Вот только она — заложница этих слов.
«Он не посмеет тронуть тебя! Не посмеет, поняла! Он мальчишка! Трус!» Зато отец посмеет нарушить договор и наплевать на нее. Когда войска ушли и никто не держит тебя за яйца — уже не так страшно.
И Сигвалю придется решать.
«Я не король, Оливия. И пока не все решения принимаю я. Могу сказать только, что не позволю забрать у меня жену…»
Становится страшно. И за себя, и, вдруг, за него тоже.
Вон он, едет чуть впереди, отстраненно и хмуро. Ему тяжело. Он устал. Он почти не спал сегодня ночью, да и без того…
— Сигваль… — она подъезжает чуть ближе, толком не зная, с чего начать. Но так хочется… поддержать его, наверно.
Он оборачивается, смотрит на нее.
Она кусает губы. Поддержать… сказать что-то хорошее? Даже обнять. Она почти уже тянет руку, чтобы дотронуться до его руки.
И тут что-то дергается в его лице. Он вздрагивает, словно от пощечины. Крылья носа раздуваются.
— Не лезь, — тихо и страшно говорит он. Так страшно, что сжимается сердце. Резко, зло.
Кажется, еще немного, еще одно слово, и он обматерит ее, и хорошо, если не ударит.
Что она сделала? Что произошло?
Оливия пытается понять.
Что?
Жалость.

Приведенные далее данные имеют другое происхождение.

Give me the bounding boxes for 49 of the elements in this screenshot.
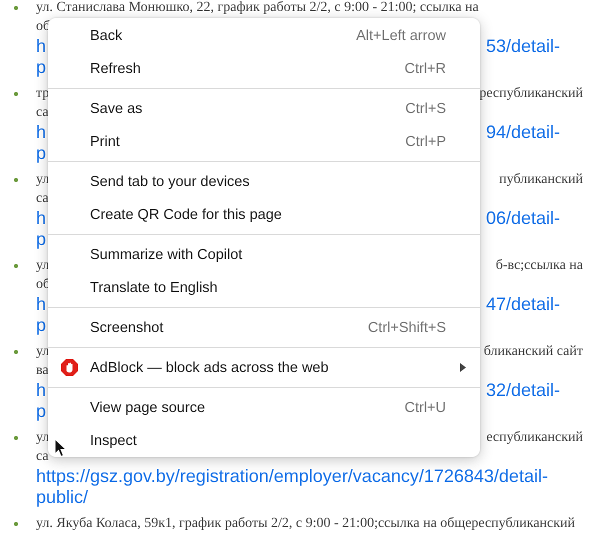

Он испугался жалости, мелькнувшей в ее глазах.
— Оливия… — Юн уводит ее в сторону. — Не трогайте его, он сейчас отойдет. А если не отойдет, то мы его вечером напоим в трактире. Ничего. И не обижайтесь, он не со зла.
Она не обижается, просто не может понять.
— Мне не стоило…
Сделала что-то не так?
— Даже не думайте, вы ничего не сделали и ничего не сказали такого, — говорит Юн. — Все хорошо. Дело в нем самом, это больная тема.
Оливия кивает.
Дело в нем.
Сигваль едет впереди, чуть ссутулившись, весь в своих мыслях.

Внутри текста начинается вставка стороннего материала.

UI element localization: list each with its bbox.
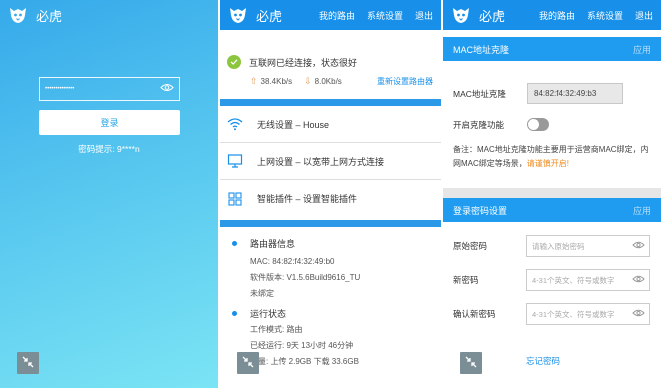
menu-item-plugins[interactable]: 智能插件 – 设置智能插件	[220, 180, 441, 217]
menu-item-label: 无线设置 – House	[257, 119, 330, 130]
wifi-icon	[227, 116, 243, 132]
login-panel: 必虎 •••••••••••••• 登录 密码提示: 9****n	[0, 0, 218, 388]
nav-system-settings[interactable]: 系统设置	[587, 9, 623, 22]
reset-router-link[interactable]: 重新设置路由器	[377, 76, 433, 87]
upload-speed: 38.4Kb/s	[260, 77, 293, 86]
old-password-input[interactable]: 请输入原始密码	[526, 235, 650, 257]
run-state-title: 运行状态	[250, 309, 287, 319]
nav-logout[interactable]: 退出	[415, 9, 433, 22]
tiger-logo-icon	[8, 5, 28, 25]
toggle-knob	[528, 119, 539, 130]
section-gap	[443, 188, 661, 198]
shrink-button[interactable]	[17, 352, 39, 374]
clone-enable-label: 开启克隆功能	[453, 119, 505, 130]
nav-my-router[interactable]: 我的路由	[319, 9, 355, 22]
download-speed: 8.0Kb/s	[314, 77, 342, 86]
shrink-button[interactable]	[237, 352, 259, 374]
router-info-header: 路由器信息	[220, 237, 441, 250]
login-password-apply-button[interactable]: 应用	[633, 204, 651, 217]
monitor-icon	[227, 153, 243, 169]
old-password-placeholder: 请输入原始密码	[532, 241, 585, 251]
collapse-arrows-icon	[241, 355, 255, 371]
divider-bar	[220, 99, 441, 106]
menu-item-wireless[interactable]: 无线设置 – House	[220, 106, 441, 143]
confirm-password-label: 确认新密码	[453, 309, 496, 319]
confirm-password-placeholder: 4-31个英文、符号或数字	[532, 309, 615, 319]
eye-icon[interactable]	[632, 241, 645, 251]
bullet-dot	[232, 241, 237, 246]
mac-value-field: 84:82:f4:32:49:b3	[527, 83, 623, 104]
mac-clone-apply-button[interactable]: 应用	[633, 43, 651, 56]
check-icon	[227, 55, 241, 69]
password-hint: 密码提示: 9****n	[78, 144, 140, 154]
password-value: ••••••••••••••	[45, 86, 75, 92]
tiger-logo-icon	[228, 5, 248, 25]
app-title: 必虎	[36, 8, 63, 24]
download-arrow-icon: ⇩	[304, 76, 312, 86]
divider-bar	[220, 220, 441, 227]
status-topbar: 必虎 我的路由 系统设置 退出	[220, 0, 441, 30]
old-password-row: 原始密码 请输入原始密码	[443, 235, 661, 257]
menu-item-label: 智能插件 – 设置智能插件	[257, 194, 358, 204]
new-password-placeholder: 4-31个英文、符号或数字	[532, 275, 615, 285]
settings-topbar: 必虎 我的路由 系统设置 退出	[443, 0, 661, 30]
connection-status-text: 互联网已经连接，状态很好	[249, 57, 358, 68]
new-password-label: 新密码	[453, 275, 479, 285]
eye-icon[interactable]	[632, 275, 645, 285]
router-binding: 未绑定	[250, 289, 274, 298]
bullet-dot	[232, 311, 237, 316]
login-topbar: 必虎	[0, 0, 218, 30]
confirm-password-row: 确认新密码 4-31个英文、符号或数字	[443, 303, 661, 325]
nav-logout[interactable]: 退出	[635, 9, 653, 22]
mac-clone-title: MAC地址克隆	[453, 44, 509, 55]
note-warning: 请谨慎开启!	[526, 159, 570, 168]
mac-clone-note: 备注：MAC地址克隆功能主要用于运营商MAC绑定，内网MAC绑定等场景，请谨慎开…	[443, 143, 661, 171]
connection-status: 互联网已经连接，状态很好	[220, 30, 441, 69]
confirm-password-input[interactable]: 4-31个英文、符号或数字	[526, 303, 650, 325]
work-mode: 工作模式: 路由	[250, 325, 303, 334]
clone-toggle-row: 开启克隆功能	[443, 118, 661, 131]
mac-label: MAC地址克隆	[453, 88, 506, 99]
collapse-arrows-icon	[21, 355, 35, 371]
mac-clone-header: MAC地址克隆 应用	[443, 37, 661, 61]
upload-arrow-icon: ⇧	[250, 76, 258, 86]
router-firmware: 软件版本: V1.5.6Build9616_TU	[250, 273, 361, 282]
login-password-title: 登录密码设置	[453, 205, 508, 216]
nav-system-settings[interactable]: 系统设置	[367, 9, 403, 22]
mac-value-row: MAC地址克隆 84:82:f4:32:49:b3	[443, 83, 661, 104]
tiger-logo-icon	[451, 5, 471, 25]
collapse-arrows-icon	[464, 355, 478, 371]
new-password-input[interactable]: 4-31个英文、符号或数字	[526, 269, 650, 291]
grid-icon	[227, 191, 243, 207]
forgot-password-wrap: 忘记密码	[526, 355, 560, 367]
app-title: 必虎	[256, 8, 283, 24]
login-button[interactable]: 登录	[39, 110, 180, 135]
clone-toggle[interactable]	[527, 118, 549, 131]
top-nav: 我的路由 系统设置 退出	[539, 9, 653, 22]
top-nav: 我的路由 系统设置 退出	[319, 9, 433, 22]
menu-item-internet[interactable]: 上网设置 – 以宽带上网方式连接	[220, 143, 441, 180]
old-password-label: 原始密码	[453, 241, 488, 251]
settings-panel: 必虎 我的路由 系统设置 退出 MAC地址克隆 应用 MAC地址克隆 84:82…	[443, 0, 661, 388]
status-panel: 必虎 我的路由 系统设置 退出 互联网已经连接，状态很好 ⇧ 38.4Kb/s …	[220, 0, 441, 388]
shrink-button[interactable]	[460, 352, 482, 374]
app-title: 必虎	[479, 8, 506, 24]
eye-icon[interactable]	[632, 309, 645, 319]
eye-icon[interactable]	[160, 83, 174, 95]
run-state-header: 运行状态	[220, 307, 441, 320]
router-info-title: 路由器信息	[250, 239, 296, 249]
forgot-password-link[interactable]: 忘记密码	[526, 356, 560, 366]
router-info-section: 路由器信息 MAC: 84:82:f4:32:49:b0 软件版本: V1.5.…	[220, 227, 441, 370]
login-password-header: 登录密码设置 应用	[443, 198, 661, 222]
password-input[interactable]: ••••••••••••••	[39, 77, 180, 101]
new-password-row: 新密码 4-31个英文、符号或数字	[443, 269, 661, 291]
router-mac: MAC: 84:82:f4:32:49:b0	[250, 257, 335, 266]
nav-my-router[interactable]: 我的路由	[539, 9, 575, 22]
menu-item-label: 上网设置 – 以宽带上网方式连接	[257, 156, 385, 167]
speed-row: ⇧ 38.4Kb/s ⇩ 8.0Kb/s 重新设置路由器	[220, 69, 441, 87]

А ведь сегодня утром она точно так же сама оттолкнула его. Не так резко, но так же испугалась его нежности. Испугалась, когда он взял ее за руку. Не знала, как быть, не смогла принять. И сейчас — он. Нет, он не специально, конечно, не из мести. Но… Точно так же.
Если бы тогда она бы обняла его в ответ, он бы не шарахался. Или нет?

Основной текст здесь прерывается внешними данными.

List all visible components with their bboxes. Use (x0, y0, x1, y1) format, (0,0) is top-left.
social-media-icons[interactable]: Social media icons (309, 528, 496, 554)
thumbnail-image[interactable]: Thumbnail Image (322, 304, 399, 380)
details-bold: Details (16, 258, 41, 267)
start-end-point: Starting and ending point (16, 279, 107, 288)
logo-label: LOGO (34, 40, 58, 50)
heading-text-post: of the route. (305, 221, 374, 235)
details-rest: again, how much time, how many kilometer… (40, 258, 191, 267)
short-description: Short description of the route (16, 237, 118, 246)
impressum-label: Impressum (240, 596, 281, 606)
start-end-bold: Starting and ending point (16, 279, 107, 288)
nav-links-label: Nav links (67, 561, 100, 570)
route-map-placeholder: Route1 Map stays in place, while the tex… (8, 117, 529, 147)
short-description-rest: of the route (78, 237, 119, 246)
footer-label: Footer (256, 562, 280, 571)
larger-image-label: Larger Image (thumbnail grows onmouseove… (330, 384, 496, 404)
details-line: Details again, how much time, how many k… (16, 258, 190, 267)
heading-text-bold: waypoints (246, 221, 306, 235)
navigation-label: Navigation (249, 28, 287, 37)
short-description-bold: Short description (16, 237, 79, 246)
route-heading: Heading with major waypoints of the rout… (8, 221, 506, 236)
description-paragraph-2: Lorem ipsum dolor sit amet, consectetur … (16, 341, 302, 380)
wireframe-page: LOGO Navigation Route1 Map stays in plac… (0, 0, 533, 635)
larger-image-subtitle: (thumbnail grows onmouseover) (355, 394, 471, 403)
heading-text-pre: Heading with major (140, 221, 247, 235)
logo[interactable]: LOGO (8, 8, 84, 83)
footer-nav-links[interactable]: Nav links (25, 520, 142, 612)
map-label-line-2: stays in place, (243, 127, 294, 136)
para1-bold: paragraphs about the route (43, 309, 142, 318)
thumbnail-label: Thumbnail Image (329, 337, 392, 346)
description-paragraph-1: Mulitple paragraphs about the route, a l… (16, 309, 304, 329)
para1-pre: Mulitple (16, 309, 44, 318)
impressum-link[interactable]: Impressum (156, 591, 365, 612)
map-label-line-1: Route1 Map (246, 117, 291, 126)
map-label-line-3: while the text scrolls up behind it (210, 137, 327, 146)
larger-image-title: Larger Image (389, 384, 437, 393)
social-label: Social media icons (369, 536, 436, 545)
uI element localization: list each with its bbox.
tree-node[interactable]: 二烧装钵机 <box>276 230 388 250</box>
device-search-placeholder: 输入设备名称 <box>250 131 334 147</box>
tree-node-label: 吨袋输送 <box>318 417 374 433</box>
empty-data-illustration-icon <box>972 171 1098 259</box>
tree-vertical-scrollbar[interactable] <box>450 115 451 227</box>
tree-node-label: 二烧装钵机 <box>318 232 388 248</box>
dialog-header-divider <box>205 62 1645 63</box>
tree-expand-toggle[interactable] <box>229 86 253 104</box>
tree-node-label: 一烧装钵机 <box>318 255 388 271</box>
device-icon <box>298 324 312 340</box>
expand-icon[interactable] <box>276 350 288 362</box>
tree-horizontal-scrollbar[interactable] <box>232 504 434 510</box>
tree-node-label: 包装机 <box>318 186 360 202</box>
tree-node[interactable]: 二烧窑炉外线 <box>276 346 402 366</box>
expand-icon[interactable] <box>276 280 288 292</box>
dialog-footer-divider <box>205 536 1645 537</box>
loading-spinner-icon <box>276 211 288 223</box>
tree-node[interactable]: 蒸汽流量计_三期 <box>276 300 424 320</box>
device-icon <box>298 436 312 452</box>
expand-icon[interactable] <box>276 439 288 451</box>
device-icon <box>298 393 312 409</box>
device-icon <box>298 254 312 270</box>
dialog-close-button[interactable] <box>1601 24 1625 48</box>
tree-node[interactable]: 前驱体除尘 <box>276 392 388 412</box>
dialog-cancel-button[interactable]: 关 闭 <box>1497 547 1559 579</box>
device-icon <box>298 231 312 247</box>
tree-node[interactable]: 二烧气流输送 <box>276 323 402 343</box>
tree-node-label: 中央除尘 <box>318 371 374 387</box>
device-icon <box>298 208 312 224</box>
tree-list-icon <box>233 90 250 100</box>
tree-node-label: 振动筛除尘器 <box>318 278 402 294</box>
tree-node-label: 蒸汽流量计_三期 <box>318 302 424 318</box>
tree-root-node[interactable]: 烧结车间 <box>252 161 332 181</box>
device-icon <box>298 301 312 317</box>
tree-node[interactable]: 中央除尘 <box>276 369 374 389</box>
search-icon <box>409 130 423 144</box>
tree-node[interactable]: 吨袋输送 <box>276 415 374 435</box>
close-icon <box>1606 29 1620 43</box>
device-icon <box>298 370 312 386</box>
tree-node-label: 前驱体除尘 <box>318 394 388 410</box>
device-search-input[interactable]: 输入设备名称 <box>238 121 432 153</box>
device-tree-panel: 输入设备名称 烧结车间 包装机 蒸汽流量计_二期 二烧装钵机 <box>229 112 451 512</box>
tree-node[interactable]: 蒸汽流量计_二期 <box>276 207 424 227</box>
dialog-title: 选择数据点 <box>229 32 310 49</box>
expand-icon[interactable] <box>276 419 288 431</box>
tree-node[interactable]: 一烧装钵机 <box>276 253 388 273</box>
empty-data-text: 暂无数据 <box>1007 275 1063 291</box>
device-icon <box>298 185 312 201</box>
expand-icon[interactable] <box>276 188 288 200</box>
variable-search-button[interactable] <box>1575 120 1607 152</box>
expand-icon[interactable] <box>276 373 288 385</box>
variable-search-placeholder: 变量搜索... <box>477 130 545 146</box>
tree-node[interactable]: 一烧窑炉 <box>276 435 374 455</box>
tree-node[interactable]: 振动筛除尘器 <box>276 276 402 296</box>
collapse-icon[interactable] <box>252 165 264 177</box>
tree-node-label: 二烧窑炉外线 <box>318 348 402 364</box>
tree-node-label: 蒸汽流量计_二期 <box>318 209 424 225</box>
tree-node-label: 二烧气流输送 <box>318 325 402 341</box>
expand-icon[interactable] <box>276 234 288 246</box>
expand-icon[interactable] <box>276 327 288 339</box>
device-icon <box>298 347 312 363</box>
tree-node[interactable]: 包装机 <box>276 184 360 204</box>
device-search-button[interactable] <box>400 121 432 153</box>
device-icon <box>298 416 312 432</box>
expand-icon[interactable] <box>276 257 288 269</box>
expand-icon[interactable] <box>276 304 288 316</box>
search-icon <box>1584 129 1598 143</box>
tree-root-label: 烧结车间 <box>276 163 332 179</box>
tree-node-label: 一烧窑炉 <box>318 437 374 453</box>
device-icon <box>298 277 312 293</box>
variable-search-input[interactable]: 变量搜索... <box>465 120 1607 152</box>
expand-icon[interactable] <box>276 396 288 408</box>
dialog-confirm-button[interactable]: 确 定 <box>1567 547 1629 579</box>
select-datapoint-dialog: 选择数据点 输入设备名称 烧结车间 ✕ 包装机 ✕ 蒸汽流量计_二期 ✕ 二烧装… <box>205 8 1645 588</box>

Обняла бы, да. Он почти ее муж. Они спали в одной постели, она во сне прижималась к его плечу, у нее даже след от его рубашки на щеке остался.
Он далеко не ангел, не праведник, совсем не хороший мальчик, но больше у нее нет никого.
— Я не понимаю, как мне быть, — говорит Оливия, даже не Юну, а, скорее, сама себе. — Не понимаю, как вести себя.
Юн пожимает плечами, ухмыляется
— Да кто же знает, как правильно? — говорит он. — Просто будьте честной, ваше высочество. С ним и, в первую очередь, самими с собой. Не бойтесь его, не бойтесь говорить то, что думаете. Сиг всегда это ценит. И если захотите обнять его — тоже не бойтесь.